I fed little Katie and put her to bed, made the hot cakes for tea, boiled the potatoes, and laid the ham, cut in nice slices, in the pan, ready to cook the moment I saw the men enter the meadow, and arranged the little room with scrupulous care and neatness. A glorious fire was blazing on the hearth, and everything was ready for their supper; and I began to look out anxiously for their arrival.
The night had closed in cold and foggy, and I could no longer distinguish any object at more than a few yards from the door. Bringing in as much wood as I thought would last me for several hours, I closed the door; and for the first time in my life I found myself at night in a house entirely alone. Then I began to ask myself a thousand torturing questions as to the reason of their unusual absence. Had they lost their way in the woods? Could they have fallen in with wolves (one of my early bugbears)? Could any fatal accident have befallen them? I started up, opened the door, held my breath, and listened. The little brook lifted up its voice in loud, hoarse wailing, or mocked, in its babbling to the stones, the sound of human voices. As it became later, my fears increased in proportion. I grew too superstitious and nervous to keep the door open. I not only closed it, but dragged a heavy box in front, for bolt there was none. Several ill-looking men had, during the day, asked their way to Toronto. I felt alarmed, lest such rude wayfarers should come to-night and demand a lodging, and find me alone and unprotected. Once I thought of running across to Mrs. Joe, and asking her to let one of the girls stay with me until Moodie returned; but the way in which I had been repulsed in the evening prevented me from making a second appeal to their charity.
Hour after hour wore away, and the crowing of the cocks proclaimed midnight, and yet they came not. I had burnt out all my wood, and I dared not open the door to fetch in more. The candle was expiring in the socket, and I had not courage to go up into the loft and procure another before it went finally out. Cold, heart-weary, and faint, I sat and cried. Every now and then the furious barking of the dogs at the neighbouring farms, and the loud cackling of the geese upon our own, made me hope that they were coming; and then I listened till the beating of my own heart excluded all other sounds. Oh, that unwearied brook! how it sobbed and moaned like a fretful child;—what unreal terrors and fanciful illusions my too active mind conjured up, whilst listening to its mysterious tones!

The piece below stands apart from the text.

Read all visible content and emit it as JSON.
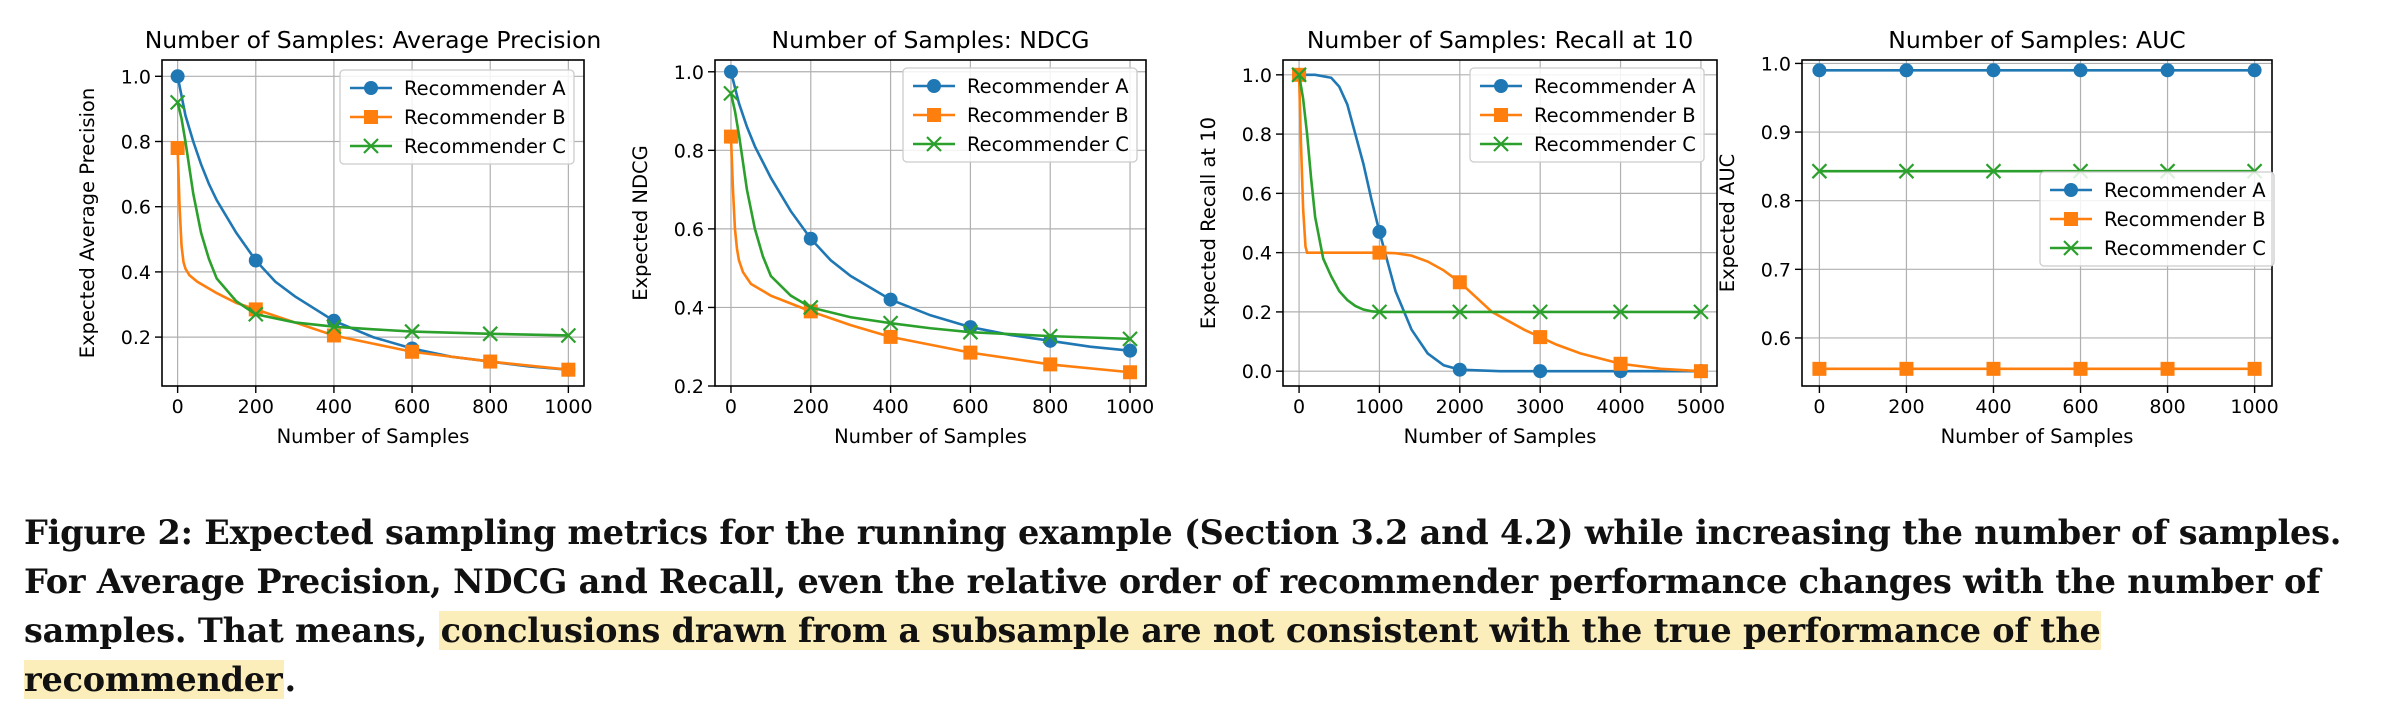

Just as the moon rose, the howling of a pack of wolves, from the great swamp in our rear, filled the whole air. Their yells were answered by the barking of all the dogs in the vicinity, and the geese, unwilling to be behind-hand in the general confusion, set up the most discordant screams. I had often heard, and even been amused, during the winter, particularly on thaw nights, with hearing the howls of these formidable wild beasts; but I had never before heard them alone, and when one dear to me was abroad amid their haunts. They were directly in the track that Moodie and Monaghan must have taken; and I now made no doubt that they had been attacked and killed on their return through the woods with the cow, and I wept and sobbed until the cold grey dawn peered in upon me through the small dim window. I have passed many a long cheerless night, when my dear husband was away from me during the rebellion, and I was left in my forest home with five little children, and only an old Irish woman to draw and cut wood for my fire, and attend to the wants of the family, but that was the saddest and longest night I ever remember.

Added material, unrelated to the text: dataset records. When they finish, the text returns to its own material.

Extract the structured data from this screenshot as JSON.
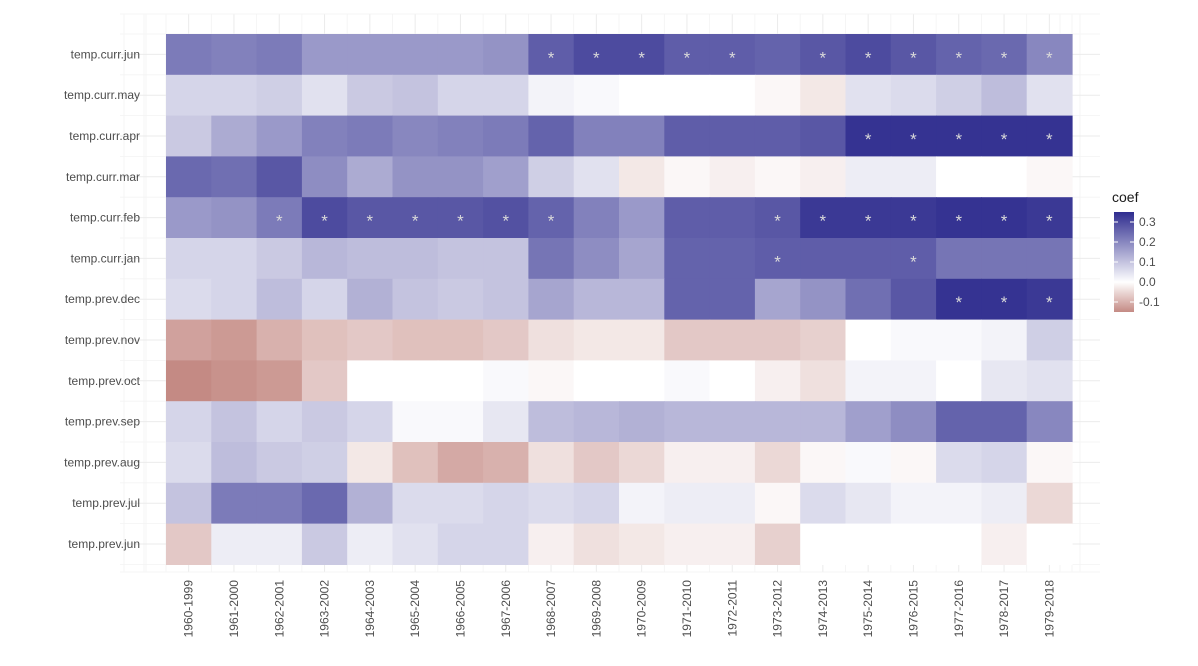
{
  "chart_data": {
    "type": "heatmap",
    "x": [
      "1960-1999",
      "1961-2000",
      "1962-2001",
      "1963-2002",
      "1964-2003",
      "1965-2004",
      "1966-2005",
      "1967-2006",
      "1968-2007",
      "1969-2008",
      "1970-2009",
      "1971-2010",
      "1972-2011",
      "1973-2012",
      "1974-2013",
      "1975-2014",
      "1976-2015",
      "1977-2016",
      "1978-2017",
      "1979-2018"
    ],
    "y": [
      "temp.curr.jun",
      "temp.curr.may",
      "temp.curr.apr",
      "temp.curr.mar",
      "temp.curr.feb",
      "temp.curr.jan",
      "temp.prev.dec",
      "temp.prev.nov",
      "temp.prev.oct",
      "temp.prev.sep",
      "temp.prev.aug",
      "temp.prev.jul",
      "temp.prev.jun"
    ],
    "values": [
      [
        0.22,
        0.21,
        0.22,
        0.17,
        0.17,
        0.17,
        0.17,
        0.18,
        0.27,
        0.3,
        0.3,
        0.27,
        0.27,
        0.26,
        0.28,
        0.3,
        0.28,
        0.26,
        0.25,
        0.2
      ],
      [
        0.07,
        0.07,
        0.08,
        0.05,
        0.09,
        0.1,
        0.07,
        0.07,
        0.02,
        0.01,
        0.0,
        0.0,
        0.0,
        -0.01,
        -0.03,
        0.05,
        0.06,
        0.08,
        0.11,
        0.05
      ],
      [
        0.09,
        0.14,
        0.17,
        0.21,
        0.22,
        0.2,
        0.21,
        0.22,
        0.26,
        0.21,
        0.21,
        0.27,
        0.27,
        0.27,
        0.28,
        0.34,
        0.34,
        0.34,
        0.34,
        0.34
      ],
      [
        0.25,
        0.24,
        0.28,
        0.19,
        0.14,
        0.18,
        0.18,
        0.16,
        0.08,
        0.05,
        -0.03,
        -0.01,
        -0.02,
        -0.01,
        -0.02,
        0.03,
        0.03,
        0.0,
        0.0,
        -0.01
      ],
      [
        0.17,
        0.18,
        0.22,
        0.3,
        0.28,
        0.28,
        0.28,
        0.29,
        0.26,
        0.21,
        0.17,
        0.27,
        0.27,
        0.28,
        0.33,
        0.33,
        0.33,
        0.34,
        0.34,
        0.33
      ],
      [
        0.07,
        0.07,
        0.09,
        0.12,
        0.11,
        0.11,
        0.1,
        0.1,
        0.23,
        0.19,
        0.15,
        0.26,
        0.26,
        0.27,
        0.27,
        0.27,
        0.27,
        0.23,
        0.23,
        0.23
      ],
      [
        0.06,
        0.07,
        0.11,
        0.07,
        0.13,
        0.1,
        0.09,
        0.1,
        0.15,
        0.12,
        0.12,
        0.26,
        0.26,
        0.15,
        0.18,
        0.24,
        0.28,
        0.34,
        0.34,
        0.33
      ],
      [
        -0.12,
        -0.13,
        -0.1,
        -0.08,
        -0.07,
        -0.08,
        -0.08,
        -0.07,
        -0.04,
        -0.03,
        -0.03,
        -0.07,
        -0.07,
        -0.07,
        -0.06,
        0.0,
        0.01,
        0.01,
        0.02,
        0.08
      ],
      [
        -0.15,
        -0.14,
        -0.13,
        -0.07,
        0.0,
        0.0,
        0.0,
        0.01,
        -0.01,
        0.0,
        0.0,
        0.01,
        0.0,
        -0.02,
        -0.04,
        0.02,
        0.02,
        0.0,
        0.04,
        0.05
      ],
      [
        0.07,
        0.1,
        0.07,
        0.09,
        0.07,
        0.01,
        0.01,
        0.04,
        0.11,
        0.12,
        0.13,
        0.12,
        0.12,
        0.12,
        0.12,
        0.16,
        0.19,
        0.26,
        0.26,
        0.2
      ],
      [
        0.06,
        0.11,
        0.09,
        0.08,
        -0.03,
        -0.08,
        -0.11,
        -0.1,
        -0.04,
        -0.07,
        -0.05,
        -0.02,
        -0.02,
        -0.05,
        -0.01,
        0.01,
        -0.01,
        0.06,
        0.07,
        -0.01
      ],
      [
        0.1,
        0.22,
        0.22,
        0.25,
        0.13,
        0.06,
        0.06,
        0.07,
        0.06,
        0.07,
        0.02,
        0.03,
        0.03,
        -0.01,
        0.06,
        0.04,
        0.02,
        0.02,
        0.03,
        -0.05
      ],
      [
        -0.07,
        0.03,
        0.03,
        0.09,
        0.03,
        0.05,
        0.07,
        0.07,
        -0.02,
        -0.04,
        -0.03,
        -0.02,
        -0.02,
        -0.06,
        0.0,
        0.0,
        0.0,
        0.0,
        -0.02,
        0.0
      ]
    ],
    "stars": [
      [
        0,
        0,
        0,
        0,
        0,
        0,
        0,
        0,
        1,
        1,
        1,
        1,
        1,
        0,
        1,
        1,
        1,
        1,
        1,
        1
      ],
      [
        0,
        0,
        0,
        0,
        0,
        0,
        0,
        0,
        0,
        0,
        0,
        0,
        0,
        0,
        0,
        0,
        0,
        0,
        0,
        0
      ],
      [
        0,
        0,
        0,
        0,
        0,
        0,
        0,
        0,
        0,
        0,
        0,
        0,
        0,
        0,
        0,
        1,
        1,
        1,
        1,
        1
      ],
      [
        0,
        0,
        0,
        0,
        0,
        0,
        0,
        0,
        0,
        0,
        0,
        0,
        0,
        0,
        0,
        0,
        0,
        0,
        0,
        0
      ],
      [
        0,
        0,
        1,
        1,
        1,
        1,
        1,
        1,
        1,
        0,
        0,
        0,
        0,
        1,
        1,
        1,
        1,
        1,
        1,
        1
      ],
      [
        0,
        0,
        0,
        0,
        0,
        0,
        0,
        0,
        0,
        0,
        0,
        0,
        0,
        1,
        0,
        0,
        1,
        0,
        0,
        0
      ],
      [
        0,
        0,
        0,
        0,
        0,
        0,
        0,
        0,
        0,
        0,
        0,
        0,
        0,
        0,
        0,
        0,
        0,
        1,
        1,
        1
      ],
      [
        0,
        0,
        0,
        0,
        0,
        0,
        0,
        0,
        0,
        0,
        0,
        0,
        0,
        0,
        0,
        0,
        0,
        0,
        0,
        0
      ],
      [
        0,
        0,
        0,
        0,
        0,
        0,
        0,
        0,
        0,
        0,
        0,
        0,
        0,
        0,
        0,
        0,
        0,
        0,
        0,
        0
      ],
      [
        0,
        0,
        0,
        0,
        0,
        0,
        0,
        0,
        0,
        0,
        0,
        0,
        0,
        0,
        0,
        0,
        0,
        0,
        0,
        0
      ],
      [
        0,
        0,
        0,
        0,
        0,
        0,
        0,
        0,
        0,
        0,
        0,
        0,
        0,
        0,
        0,
        0,
        0,
        0,
        0,
        0
      ],
      [
        0,
        0,
        0,
        0,
        0,
        0,
        0,
        0,
        0,
        0,
        0,
        0,
        0,
        0,
        0,
        0,
        0,
        0,
        0,
        0
      ],
      [
        0,
        0,
        0,
        0,
        0,
        0,
        0,
        0,
        0,
        0,
        0,
        0,
        0,
        0,
        0,
        0,
        0,
        0,
        0,
        0
      ]
    ],
    "star_symbol": "*",
    "legend": {
      "title": "coef",
      "ticks": [
        0.3,
        0.2,
        0.1,
        0.0,
        -0.1
      ],
      "tick_labels": [
        "0.3",
        "0.2",
        "0.1",
        "0.0",
        "-0.1"
      ],
      "range": [
        -0.15,
        0.35
      ],
      "placement": "right"
    },
    "colors": {
      "low": "#c48a84",
      "mid": "#ffffff",
      "high": "#2f2d8f"
    },
    "grid": true
  }
}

Just as the day broke, my friends the wolves set up a parting benediction, so loud, and wild, and near to the house, that I was afraid lest they should break through the frail window, or come down the low wide chimney, and rob me of my child. But their detestable howls died away in the distance, and the bright sun rose up and dispersed the wild horrors of the night, and I looked once more timidly around me. The sight of the table spread, and the uneaten supper, renewed my grief, for I could not divest myself of the idea that Moodie was dead. I opened the door, and stepped forth into the pure air of the early day. A solemn and beautiful repose still hung like a veil over the face of Nature. The mists of night still rested upon the majestic woods, and not a sound but the flowing of the waters went up in the vast stillness. The earth had not yet raised her matin hymn to the throne of the Creator. Sad at heart, and weary and worn in spirit, I went down to the spring and washed my face and head, and drank a deep draught of its icy waters. On returning to the house I met, near the door, old Brian the hunter, with a large fox dangling across his shoulder, and the dogs following at his heels.
“Good God! Mrs. Moodie, what is the matter? You are early abroad this morning, and look dreadful ill. Is anything wrong at home? Is the baby or your husband sick?”
“Oh!” I cried, bursting into tears, “I fear he is killed by the wolves.”
The man stared at me, as if he doubted the evidence of his senses, and well he might; but this one idea had taken such strong possession of my mind that I could admit no other. I then told him, as well as I could find words, the cause of my alarm, to which he listened very kindly and patiently.
“Set your heart at rest; your husband is safe. It is a long journey on foot to Mollineux, to one unacquainted with a blazed path in a bush road. They have stayed all night at the black man's shanty, and you will see them back at noon.”
I shook my head and continued to weep.